I emailed Pam back to ask one simple question: "Is the area covered with wood mulch?" "Yes," she replied.
Well then, you'll never be rid of them Pam. This ridiculous trend of so-called decorative mulching provides perfect protection from predators and leads to population explosions of vermin like mice and voles.
Lose the mulch and then spray the area heavily with a castor-oil based mole and vole repellant and set out mouse traps baited with peanut butter; that combination should work very well.
Vibrating and ultrasonic devices don't work -- period.
Moles? Or Voles?
Brian in Bowie writes: "I've lived with moles in the yard for a while, understanding that they eat Japanese beetle grubs. But now they're hiding in my garden, coming out to steal the leaves from my hostas and other plants. They've destroyed several hostas, and damaged many more. How can I control the moles?"

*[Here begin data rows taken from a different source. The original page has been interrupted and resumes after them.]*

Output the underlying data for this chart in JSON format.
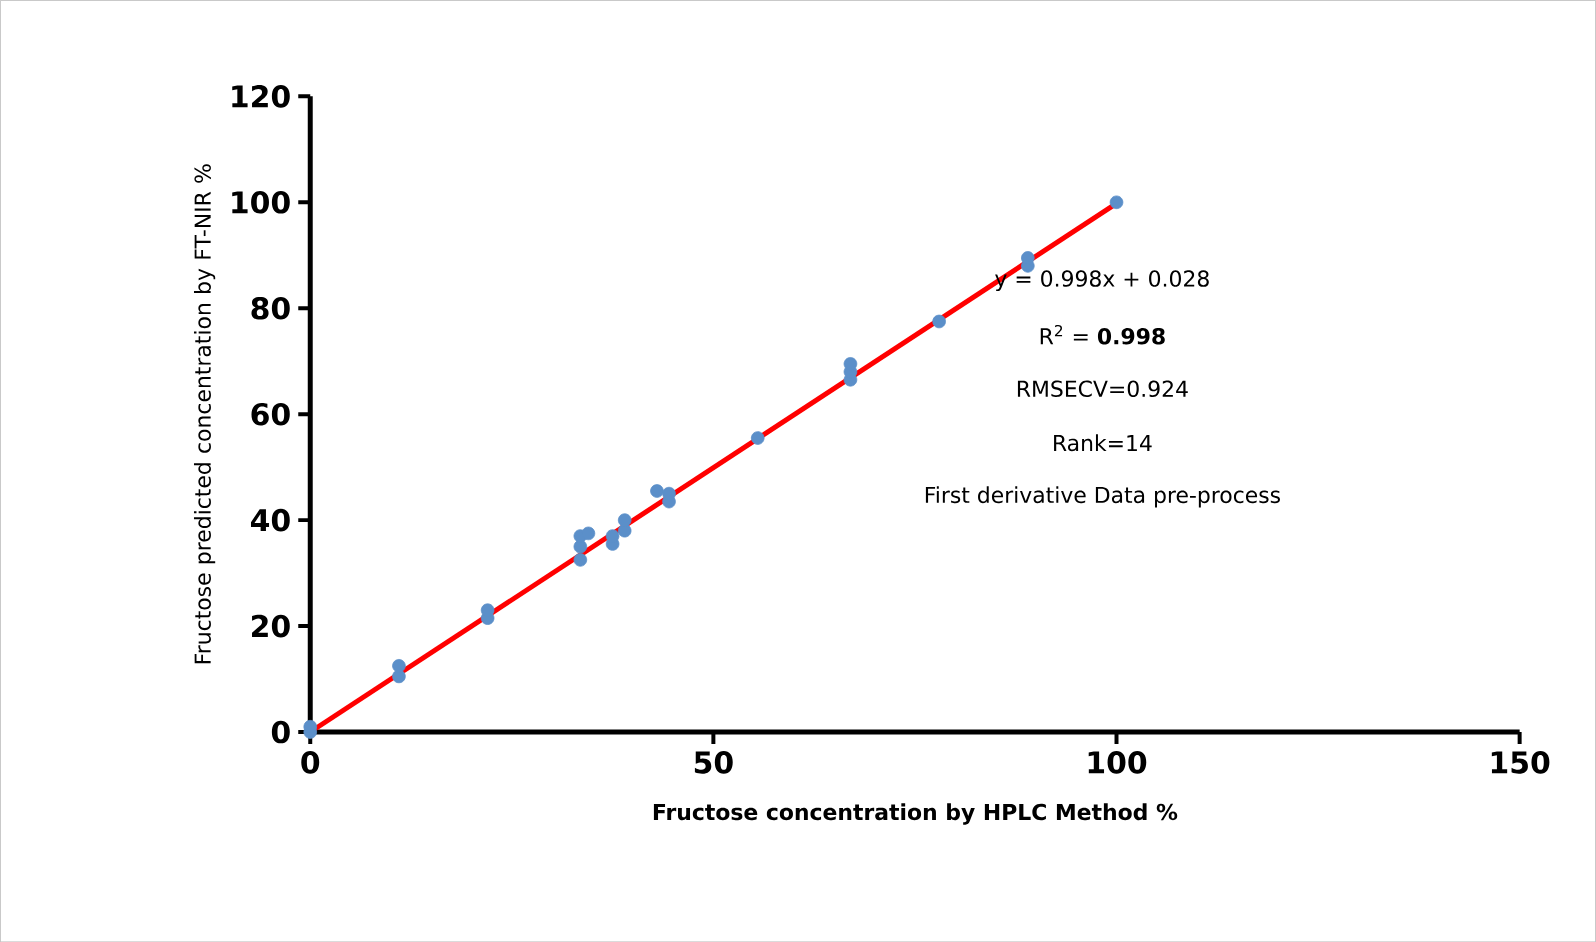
{
  "chart_data": {
    "type": "scatter",
    "xlabel": "Fructose concentration by HPLC Method  %",
    "ylabel": "Fructose predicted concentration by FT-NIR %",
    "xlim": [
      0,
      150
    ],
    "xticks": [
      0,
      50,
      100,
      150
    ],
    "ylim": [
      0,
      120
    ],
    "yticks": [
      0,
      20,
      40,
      60,
      80,
      100,
      120
    ],
    "grid": false,
    "marker": "circle",
    "series": [
      {
        "color": "#5b8fc9",
        "x": [
          0,
          0,
          11,
          11,
          22,
          22,
          33.5,
          33.5,
          33.5,
          34.5,
          37.5,
          37.5,
          39,
          39,
          43,
          44.5,
          44.5,
          55.5,
          67,
          67,
          67,
          78,
          89,
          89,
          100
        ],
        "values": [
          0,
          1,
          10.5,
          12.5,
          21.5,
          23,
          32.5,
          35,
          37,
          37.5,
          35.5,
          37,
          38,
          40,
          45.5,
          43.5,
          45,
          55.5,
          66.5,
          68,
          69.5,
          77.5,
          88,
          89.5,
          100
        ]
      },
      {
        "type": "line",
        "color": "#ff0000",
        "marker": "none",
        "x": [
          0,
          100
        ],
        "values": [
          0,
          99.8
        ]
      }
    ],
    "annotations": [
      "y = 0.998x + 0.028",
      "R$^{2}$ = **0.998**",
      "RMSECV=0.924",
      "Rank=14",
      "First derivative Data pre-process"
    ]
  }
}
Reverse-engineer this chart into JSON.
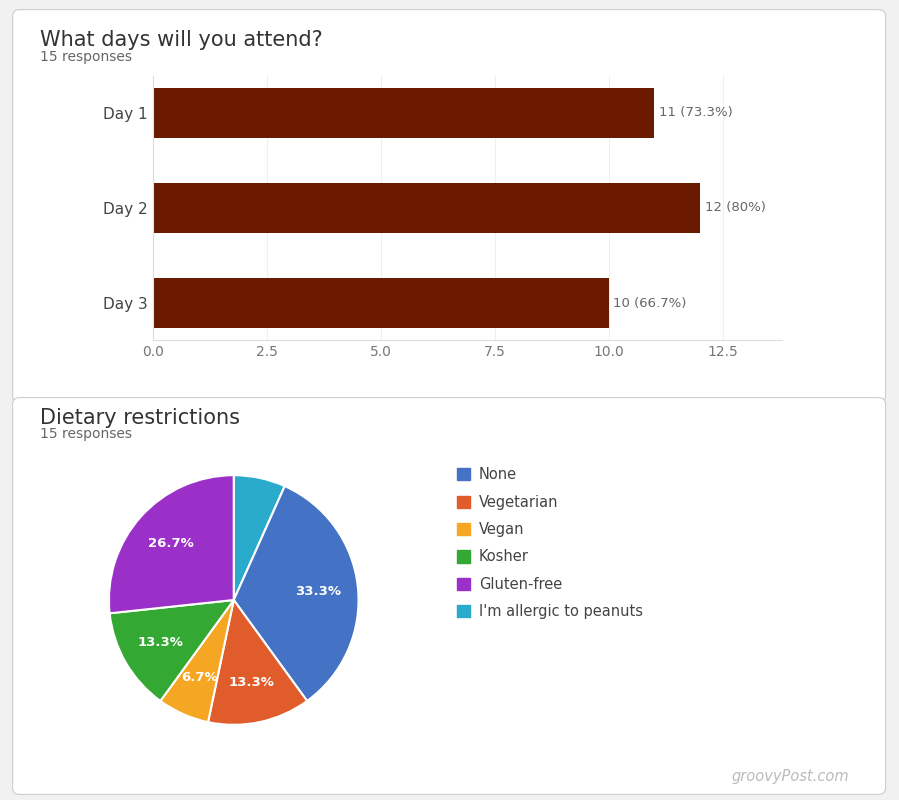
{
  "bar_title": "What days will you attend?",
  "bar_responses": "15 responses",
  "bar_categories": [
    "Day 3",
    "Day 2",
    "Day 1"
  ],
  "bar_values": [
    10,
    12,
    11
  ],
  "bar_labels": [
    "10 (66.7%)",
    "12 (80%)",
    "11 (73.3%)"
  ],
  "bar_color": "#6B1A00",
  "bar_xlim": [
    0,
    13.8
  ],
  "bar_xticks": [
    0.0,
    2.5,
    5.0,
    7.5,
    10.0,
    12.5
  ],
  "bar_xtick_labels": [
    "0.0",
    "2.5",
    "5.0",
    "7.5",
    "10.0",
    "12.5"
  ],
  "pie_title": "Dietary restrictions",
  "pie_responses": "15 responses",
  "pie_labels": [
    "None",
    "Vegetarian",
    "Vegan",
    "Kosher",
    "Gluten-free",
    "I'm allergic to peanuts"
  ],
  "pie_values": [
    33.3,
    13.3,
    6.7,
    13.3,
    26.7,
    6.7
  ],
  "pie_colors": [
    "#4472C4",
    "#E05C2A",
    "#F5A623",
    "#33A833",
    "#9B30C8",
    "#2AABCB"
  ],
  "pie_pct_labels": [
    "33.3%",
    "13.3%",
    "6.7%",
    "13.3%",
    "26.7%",
    ""
  ],
  "pie_startangle": 72,
  "background_color": "#f1f1f1",
  "card_color": "#ffffff",
  "title_color": "#333333",
  "subtitle_color": "#666666",
  "watermark": "groovyPost.com"
}
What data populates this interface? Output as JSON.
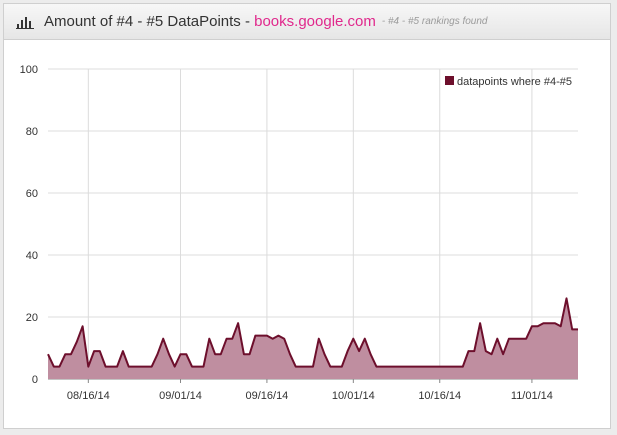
{
  "header": {
    "title_prefix": "Amount of #4 - #5 DataPoints - ",
    "site": "books.google.com",
    "subtitle": "- #4 - #5 rankings found",
    "icon": "bar-chart-icon"
  },
  "colors": {
    "series_line": "#6d0f2c",
    "series_fill": "#bf8ea0",
    "site_link": "#e0288c"
  },
  "chart_data": {
    "type": "area",
    "ylim": [
      0,
      100
    ],
    "yticks": [
      0,
      20,
      40,
      60,
      80,
      100
    ],
    "xlim": [
      0,
      92
    ],
    "xticks": [
      {
        "label": "08/16/14",
        "x": 7
      },
      {
        "label": "09/01/14",
        "x": 23
      },
      {
        "label": "09/16/14",
        "x": 38
      },
      {
        "label": "10/01/14",
        "x": 53
      },
      {
        "label": "10/16/14",
        "x": 68
      },
      {
        "label": "11/01/14",
        "x": 84
      }
    ],
    "legend_position": "top-right",
    "grid": true,
    "series": [
      {
        "name": "datapoints where #4-#5",
        "x": [
          0,
          1,
          2,
          3,
          4,
          5,
          6,
          7,
          8,
          9,
          10,
          11,
          12,
          13,
          14,
          15,
          16,
          17,
          18,
          19,
          20,
          21,
          22,
          23,
          24,
          25,
          26,
          27,
          28,
          29,
          30,
          31,
          32,
          33,
          34,
          35,
          36,
          37,
          38,
          39,
          40,
          41,
          42,
          43,
          44,
          45,
          46,
          47,
          48,
          49,
          50,
          51,
          52,
          53,
          54,
          55,
          56,
          57,
          58,
          59,
          60,
          61,
          62,
          63,
          64,
          65,
          66,
          67,
          68,
          69,
          70,
          71,
          72,
          73,
          74,
          75,
          76,
          77,
          78,
          79,
          80,
          81,
          82,
          83,
          84,
          85,
          86,
          87,
          88,
          89,
          90,
          91,
          92
        ],
        "values": [
          8,
          4,
          4,
          8,
          8,
          12,
          17,
          4,
          9,
          9,
          4,
          4,
          4,
          9,
          4,
          4,
          4,
          4,
          4,
          8,
          13,
          8,
          4,
          8,
          8,
          4,
          4,
          4,
          13,
          8,
          8,
          13,
          13,
          18,
          8,
          8,
          14,
          14,
          14,
          13,
          14,
          13,
          8,
          4,
          4,
          4,
          4,
          13,
          8,
          4,
          4,
          4,
          9,
          13,
          9,
          13,
          8,
          4,
          4,
          4,
          4,
          4,
          4,
          4,
          4,
          4,
          4,
          4,
          4,
          4,
          4,
          4,
          4,
          9,
          9,
          18,
          9,
          8,
          13,
          8,
          13,
          13,
          13,
          13,
          17,
          17,
          18,
          18,
          18,
          17,
          26,
          16,
          16
        ]
      }
    ]
  }
}
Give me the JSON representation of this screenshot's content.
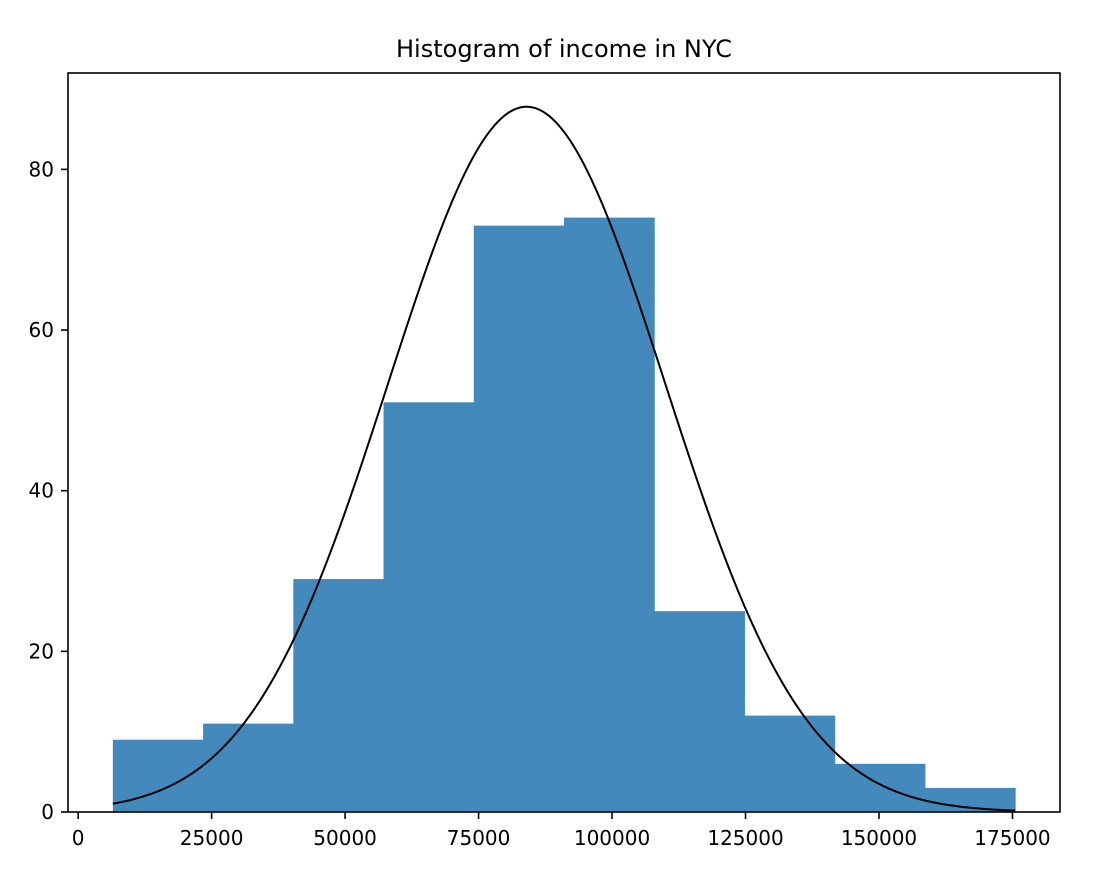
{
  "chart_data": {
    "type": "bar",
    "title": "Histogram of income in NYC",
    "xlabel": "",
    "ylabel": "",
    "bins": [
      {
        "x0": 6500,
        "x1": 23400,
        "count": 9
      },
      {
        "x0": 23400,
        "x1": 40300,
        "count": 11
      },
      {
        "x0": 40300,
        "x1": 57200,
        "count": 29
      },
      {
        "x0": 57200,
        "x1": 74100,
        "count": 51
      },
      {
        "x0": 74100,
        "x1": 91000,
        "count": 73
      },
      {
        "x0": 91000,
        "x1": 107900,
        "count": 74
      },
      {
        "x0": 107900,
        "x1": 124800,
        "count": 25
      },
      {
        "x0": 124800,
        "x1": 141700,
        "count": 12
      },
      {
        "x0": 141700,
        "x1": 158600,
        "count": 6
      },
      {
        "x0": 158600,
        "x1": 175500,
        "count": 3
      }
    ],
    "curve": {
      "type": "normal",
      "mean": 84000,
      "sd": 26000,
      "peak": 87.8,
      "x_start": 6500,
      "x_end": 175500,
      "color": "#000000"
    },
    "xlim": [
      -1900,
      183900
    ],
    "ylim": [
      0,
      92
    ],
    "xticks": [
      "0",
      "25000",
      "50000",
      "75000",
      "100000",
      "125000",
      "150000",
      "175000"
    ],
    "yticks": [
      "0",
      "20",
      "40",
      "60",
      "80"
    ],
    "bar_color": "#4389bc",
    "grid": false
  }
}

Moles aren't harming your hostas, Brain. As you note, moles eat meat: grubs, earthworms and other underground creatures. Like teenage boys, they won't touch a green plant. Moles also make visible raised tunnels. Voles just leave little holes in the ground.
Your plant loss indicates that you have voles. Mouse-sized, shrew-like creatures that eat enormous amounts of plant material. If you have wood mulch, it must be removed. Then spray the soil with a mole and vole repellant containing castor oil and put out mouse traps baited with peanut butter.
David in Woodbridge writes: "Every day we arrive home to find more of our rose buds chomped off, and evidence of deer as the culprits. What do you recommend to keep deer away from a fairly small area? The internet has many conflicting ideas, ranging from pepper sprays and soap on a rope to ultra-sonic devices and electric fences."
Electric fences work great, Dave, but they're not for small areas close to a home.
Ultrasonic devices have never been shown to work.
And you're better off using the soap on a rope in the shower.
Repellant sprays can work, but to battle deer you need a repellant whose main active ingredient is putrescent egg solid, the ingredient research has shown to be the most effective.
Spray the plants beginning about 3 feet off the ground all the way up to the tips and reapply after heavy rain. Do not bring any sprayed roses inside.